I had to learn everything really fast. In the NICU they throw words and phrases around like we all understood and spoke their language. Their words blurred over my head - all I knew was that my baby had wires and tubes, lots of wires and tubes, coming out of her.

Lorelei has had an NG tube (runs down her nose, throat and into her stomach, it is not permanent and easy to remove) and she now has a G tube (a button or tube that is surgically placed on her belly that puts food directly into her stomach, it is semi-permanent). I have friends who’s kids have GJ tubes (where food bypasses the stomach and goes directly to the intestines).

The decision to switch from an NG tube to a G tube was tough for us. It was scary. It was the first semi-permanent (in our case it will probably be permanent) visible badge, telling the world that she is not typical, that she is a “special needs kid.” Our hospital doesn’t usually allow babies to leave the NICU with an NG tube. So if we wanted to go home, we had to opt for the G-tube. I was sad. I was angry. I was upset that her neonatologist just wouldn’t give in and let us leave with the NG. She would get there. She would learn to eat. She would get stronger.
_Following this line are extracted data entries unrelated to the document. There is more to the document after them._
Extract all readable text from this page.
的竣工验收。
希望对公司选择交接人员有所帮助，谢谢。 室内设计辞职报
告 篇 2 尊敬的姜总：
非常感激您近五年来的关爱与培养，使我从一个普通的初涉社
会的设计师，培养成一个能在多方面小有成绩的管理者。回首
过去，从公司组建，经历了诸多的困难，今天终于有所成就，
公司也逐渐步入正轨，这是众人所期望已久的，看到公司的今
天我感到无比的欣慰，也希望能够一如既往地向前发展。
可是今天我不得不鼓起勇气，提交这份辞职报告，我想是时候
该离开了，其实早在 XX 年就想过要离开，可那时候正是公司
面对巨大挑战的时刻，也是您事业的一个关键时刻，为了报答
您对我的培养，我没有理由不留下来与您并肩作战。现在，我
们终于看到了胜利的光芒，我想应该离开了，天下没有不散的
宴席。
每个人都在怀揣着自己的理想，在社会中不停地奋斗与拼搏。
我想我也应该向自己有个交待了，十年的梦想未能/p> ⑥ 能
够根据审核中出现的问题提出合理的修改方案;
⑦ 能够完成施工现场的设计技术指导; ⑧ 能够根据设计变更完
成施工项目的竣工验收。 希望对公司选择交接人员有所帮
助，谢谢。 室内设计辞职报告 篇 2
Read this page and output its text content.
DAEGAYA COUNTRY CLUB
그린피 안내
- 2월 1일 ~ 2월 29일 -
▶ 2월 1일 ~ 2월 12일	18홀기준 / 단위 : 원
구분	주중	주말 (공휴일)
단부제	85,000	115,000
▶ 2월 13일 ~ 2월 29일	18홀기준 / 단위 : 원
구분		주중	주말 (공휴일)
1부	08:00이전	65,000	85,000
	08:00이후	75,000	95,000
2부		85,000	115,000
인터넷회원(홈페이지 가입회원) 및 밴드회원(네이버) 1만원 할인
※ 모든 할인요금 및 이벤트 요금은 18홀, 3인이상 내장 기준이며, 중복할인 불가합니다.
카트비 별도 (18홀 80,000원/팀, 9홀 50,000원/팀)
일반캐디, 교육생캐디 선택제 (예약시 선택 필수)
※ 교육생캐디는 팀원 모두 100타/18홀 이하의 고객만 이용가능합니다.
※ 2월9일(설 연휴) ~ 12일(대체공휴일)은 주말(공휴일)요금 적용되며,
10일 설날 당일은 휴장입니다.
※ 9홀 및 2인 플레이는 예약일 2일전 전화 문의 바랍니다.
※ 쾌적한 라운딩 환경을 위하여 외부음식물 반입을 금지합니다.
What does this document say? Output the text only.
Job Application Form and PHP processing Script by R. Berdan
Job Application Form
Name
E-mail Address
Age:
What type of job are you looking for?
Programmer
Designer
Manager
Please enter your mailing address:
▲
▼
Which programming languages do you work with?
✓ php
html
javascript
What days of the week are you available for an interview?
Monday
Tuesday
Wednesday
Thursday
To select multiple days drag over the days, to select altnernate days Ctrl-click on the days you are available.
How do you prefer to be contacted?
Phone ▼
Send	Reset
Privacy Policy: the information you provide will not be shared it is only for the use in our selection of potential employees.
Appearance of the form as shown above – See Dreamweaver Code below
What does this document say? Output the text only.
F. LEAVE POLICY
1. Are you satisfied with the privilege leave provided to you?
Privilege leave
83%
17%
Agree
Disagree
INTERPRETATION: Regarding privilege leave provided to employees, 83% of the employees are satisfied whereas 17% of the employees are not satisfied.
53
I cried on the phone with a dear friend who is a speech therapist. I clearly remember her saying “Suz, as a speech therapist, I would tell you, it’s not a big deal. It will help her. As your best friend, I will tell you that this is breaking my heart too.”

Turns out, other than loving this baby unconditionally, the G tube was the best thing we ever could have done for her. Lorelei has fattened up. She is thriving as much as any kid with a terminal illness can thrive. She is defying odds. She is able to eat and sleep at the same exact time. (Be honest, haven’t you always wanted to have that super power?!) While it has been a scary ride, we owe so much to this tube. Without it, I honestly do not think that Lorelei would be with us today.

So really, what is the purpose of this long blog post? I want to take this opportunity to tell you to ask questions! Let your kids ask questions. Staring, pointing and laughing has never educated anyone. It just makes things more scary and unknown… and is basically poking the Mama Bear.

Little kids are curious. And that’s okay. It’s actually outstanding! I can’t speak for all tubie moms, but I much prefer conversations about my daughter’s condition or tube. Don’t hush your children in line at Target, let them learn. Usually I just tell them that Lorelei simply eats differently than they do. And most of the time, kids are completely okay with that answer and think her pump is the coolest thing ever. (Adults are often the ones who seem to be freaked out.)

Yes, sure I wish my child could eat the same way I do. I wish she could enjoy tasting food. I wish I could use bibs for more than vomit or capes. I wish that we could do a traditional cake smash for her first birthday next week. For crying out loud, I’m a foodie-lifestyle blogger. Food is important to me! Eating is a social event. I’m sad it is something we miss out on. So while I am thankful for her tube, I’d be lying if I said there weren’t days that I didn’t resent the damn thing.

So there you have it! My real feelings on the feeding tube. My bittersweet, love and hate, emotional journey as a mom of a tubie. I would love to do a follow up post with any questions you may have! What do you want to know? No question is stupid! What can I tell you to help spread awareness and educate people on feeding tubes? Drop your questions below! Let’s make feeding tubes “less scary” together.